Last Saturday I was tutoring a man in English when he asked a question I hadn't heard before.

"Are the words flea and flea market related?"

I had to stop and think. The short answer is no - they share spelling, but their meanings and origins are different. Native speakers don't usually work that out in real time. We just… know.

I wanted to explain that "just knowing" feeling, and I reached for a Japanese example, partly because I'm learning Japanese myself and this is the kind of thing I keep tripping over.

Take 大分. It's two characters: 大 ("big") and 分 ("part"). But together it can be read in more than one way:
Ōita (おおいた), the prefecture
daibu (だいぶ), meaning "quite a bit"

A Japanese reader doesn't pause and decode the kanji from scratch. They lean on context without thinking about it. Geography? Ōita. Degree or extent? daibu.
I'm not sure my student cared about Ōita, but the example stuck with me because it's the same kind of problem I run into constantly as a learner.

Some words have two plausible readings. Some have more. Even a single character can split into a handful of options. 明, for example, can be read as mei, myō, min, or akira, depending on where it appears and what the sentence is doing. For a native reader the correct choice often feels obvious. For a learner, or for a computer, it might not be.
And even if you pick the "right" base reading, Japanese pronunciation doesn't always stay put when words combine.

There are a few common sound changes that native speakers apply automatically:

  • Rendaku (連濁) (voicing): 花 (hana, "flower") + 火 (hi, "fire") → 花火 (hanabi, "fireworks")

  • Renjō (連声) (sound linking): 観 (kan, "to observe") + 音 (on, "sound") → 観音 (kannon, a Buddhist term)

  • Sokuonbin (促音便) (a small っ / doubled consonant): 学校 (gakkō, "school"), often explained as gakukō → gakkō

A dictionary can tell you 火 can be read hi (ひ), and it can list 花火 as hanabi (はなび). But the moment you meet a compound that isn't explicitly in a dictionary, you're back to something fuzzier: patterns, probability, context.

Readings drift over time

The other part of this is that readings aren't fixed.
Language moves.
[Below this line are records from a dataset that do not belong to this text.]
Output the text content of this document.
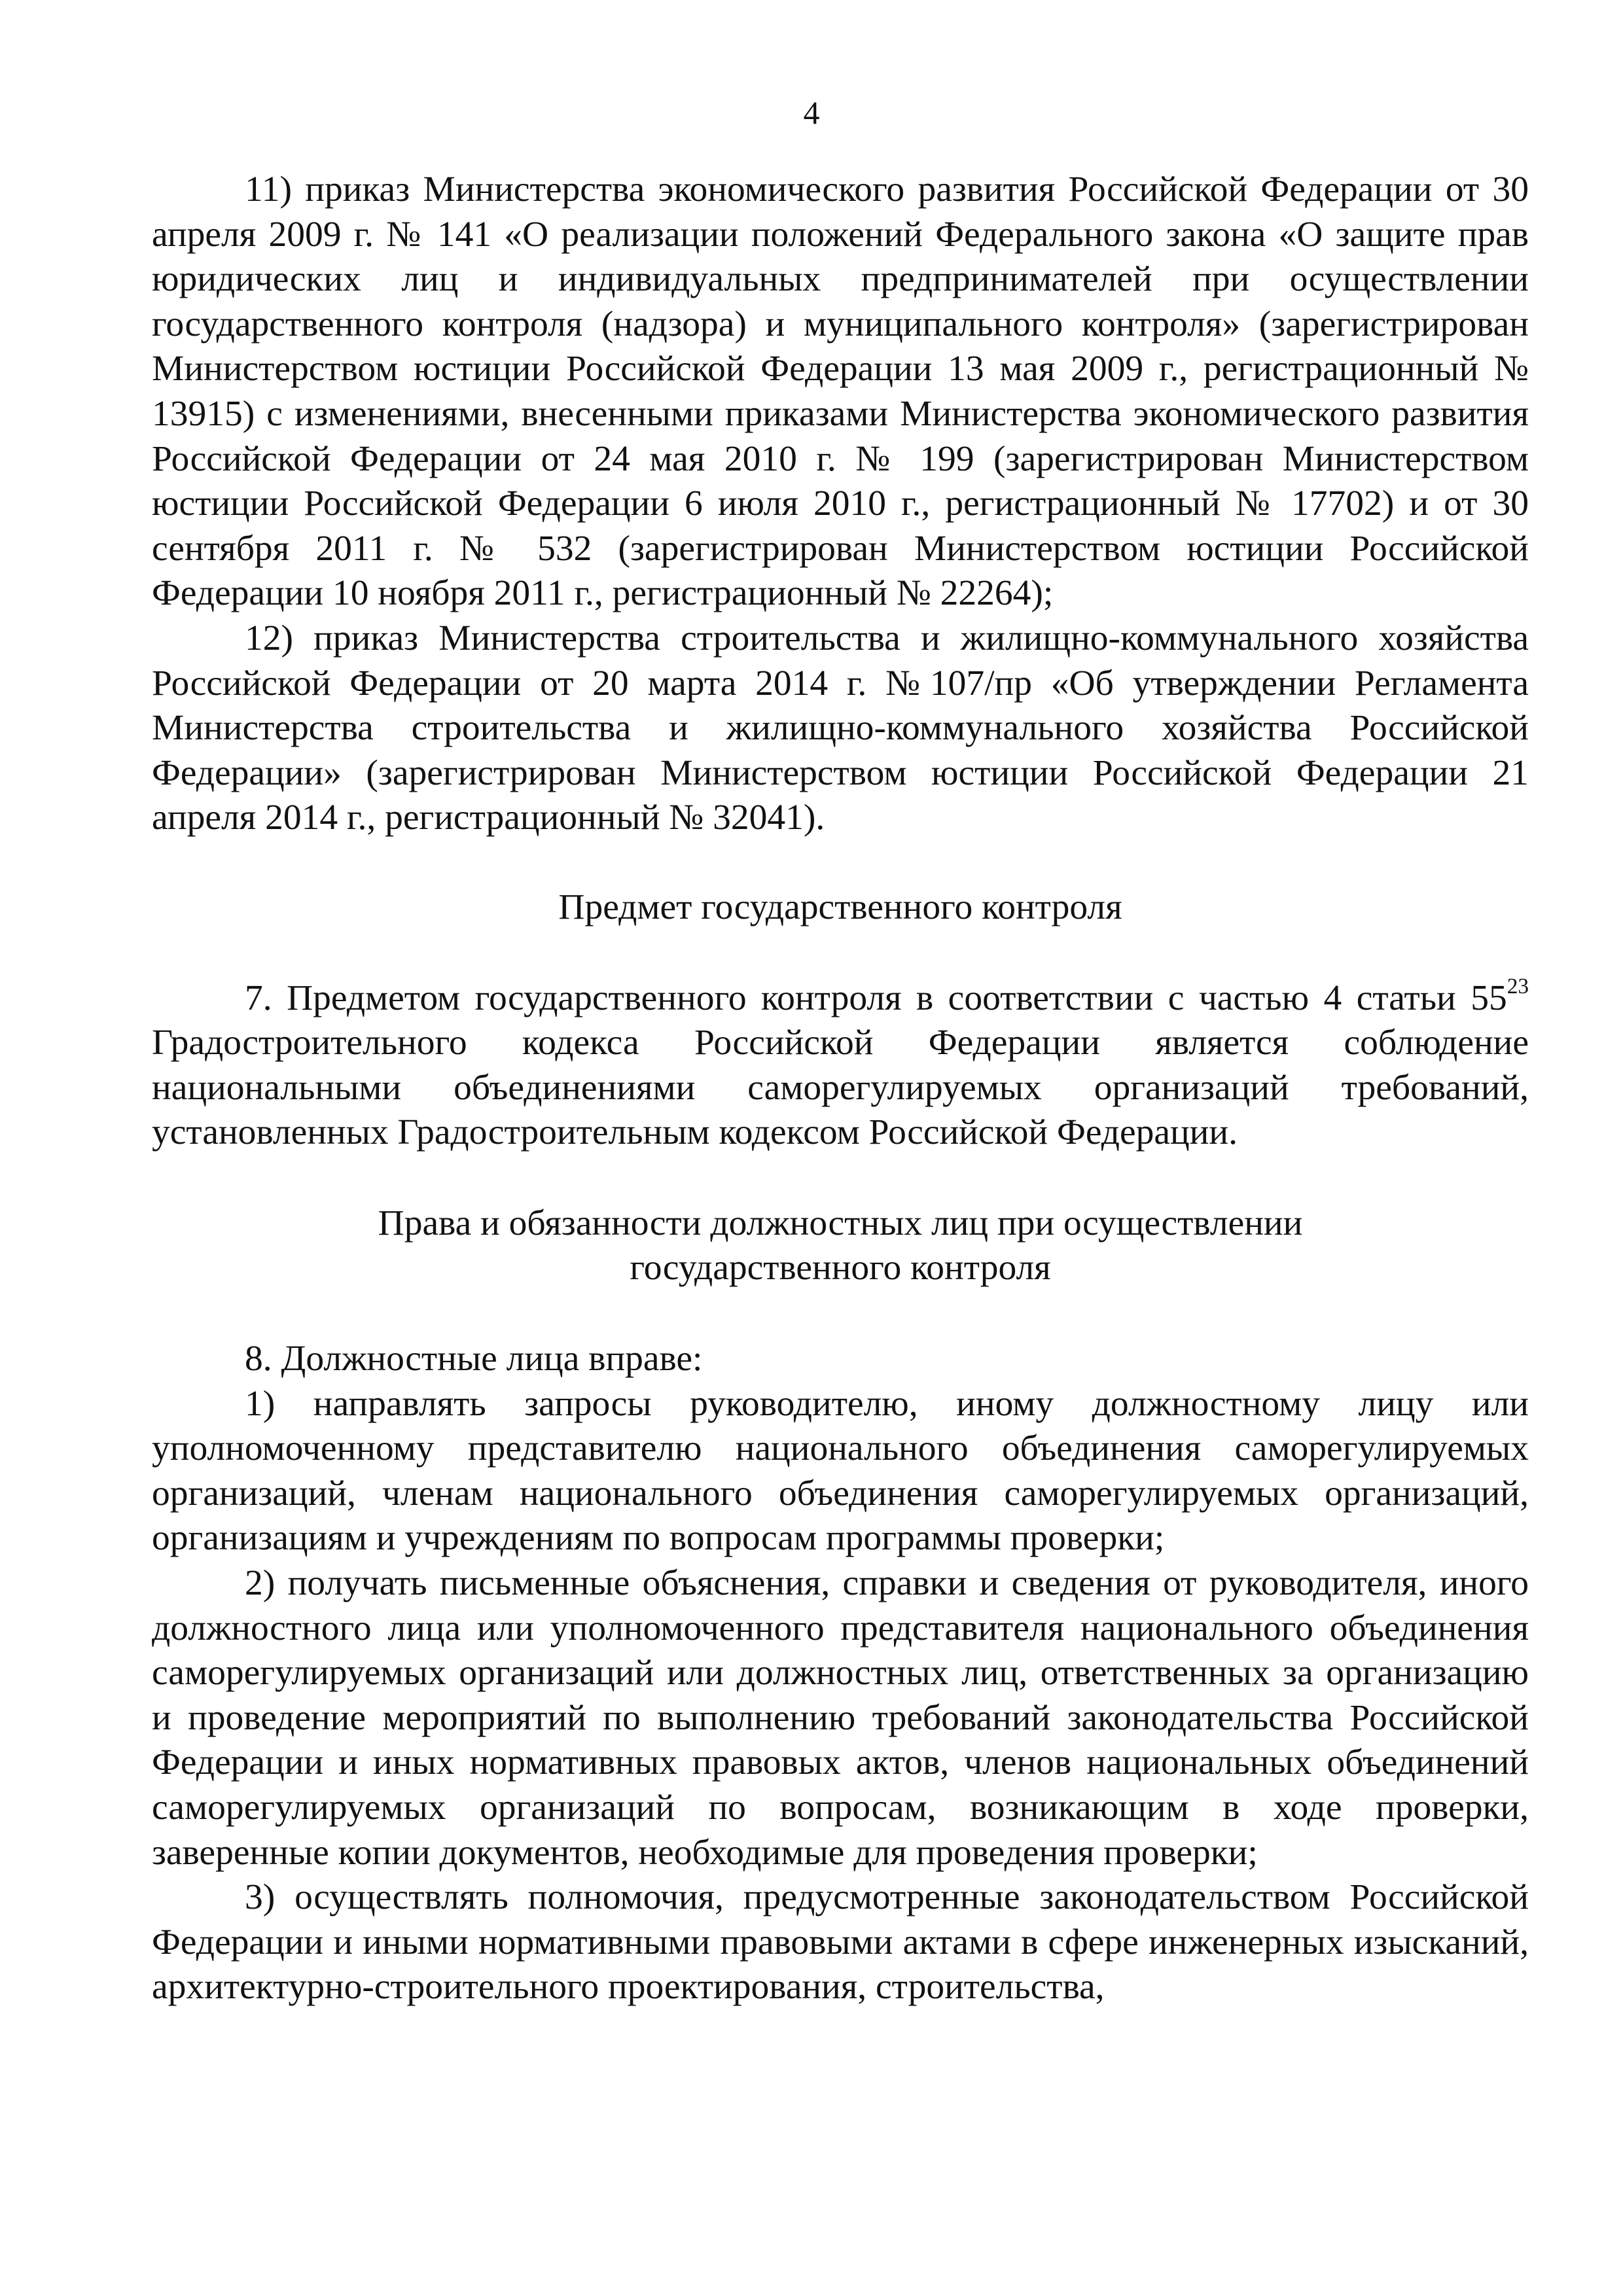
4

11) приказ Министерства экономического развития Российской Федерации от 30 апреля 2009 г. № 141 «О реализации положений Федерального закона «О защите прав юридических лиц и индивидуальных предпринимателей при осуществлении государственного контроля (надзора) и муниципального контроля» (зарегистрирован Министерством юстиции Российской Федерации 13 мая 2009 г., регистрационный № 13915) с изменениями, внесенными приказами Министерства экономического развития Российской Федерации от 24 мая 2010 г. № 199 (зарегистрирован Министерством юстиции Российской Федерации 6 июля 2010 г., регистрационный № 17702) и от 30 сентября 2011 г. № 532 (зарегистрирован Министерством юстиции Российской Федерации 10 ноября 2011 г., регистрационный № 22264);

12) приказ Министерства строительства и жилищно-коммунального хозяйства Российской Федерации от 20 марта 2014 г. №107/пр «Об утверждении Регламента Министерства строительства и жилищно-коммунального хозяйства Российской Федерации» (зарегистрирован Министерством юстиции Российской Федерации 21 апреля 2014 г., регистрационный № 32041).

Предмет государственного контроля

7. Предметом государственного контроля в соответствии с частью 4 статьи 55$^{23}$ Градостроительного кодекса Российской Федерации является соблюдение национальными объединениями саморегулируемых организаций требований, установленных Градостроительным кодексом Российской Федерации.

Права и обязанности должностных лиц при осуществлении
государственного контроля

8. Должностные лица вправе:

1) направлять запросы руководителю, иному должностному лицу или уполномоченному представителю национального объединения саморегулируемых организаций, членам национального объединения саморегулируемых организаций, организациям и учреждениям по вопросам программы проверки;

2) получать письменные объяснения, справки и сведения от руководителя, иного должностного лица или уполномоченного представителя национального объединения саморегулируемых организаций или должностных лиц, ответственных за организацию и проведение мероприятий по выполнению требований законодательства Российской Федерации и иных нормативных правовых актов, членов национальных объединений саморегулируемых организаций по вопросам, возникающим в ходе проверки, заверенные копии документов, необходимые для проведения проверки;

3) осуществлять полномочия, предусмотренные законодательством Российской Федерации и иными нормативными правовыми актами в сфере инженерных изысканий, архитектурно-строительного проектирования, строительства,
Pronunciations shift. Classical texts pull in older forms that don't match modern habits. And internet writing keeps inventing new conventions faster than any printed reference can follow.
At some point I started thinking of furigana as a kind of agreement. Not random, but not "encoded" either. We write a reading because people, collectively, have decided that's how it's read, at least for now.

You can see that agreement forming in slang:

  • 草 (kusa): "lol," because www (laughing) looks like grass

  • 尊い (toutoi): "too cute / too precious"

  • 萎える (naeru): "to lose steam / get deflated" (motivation drops)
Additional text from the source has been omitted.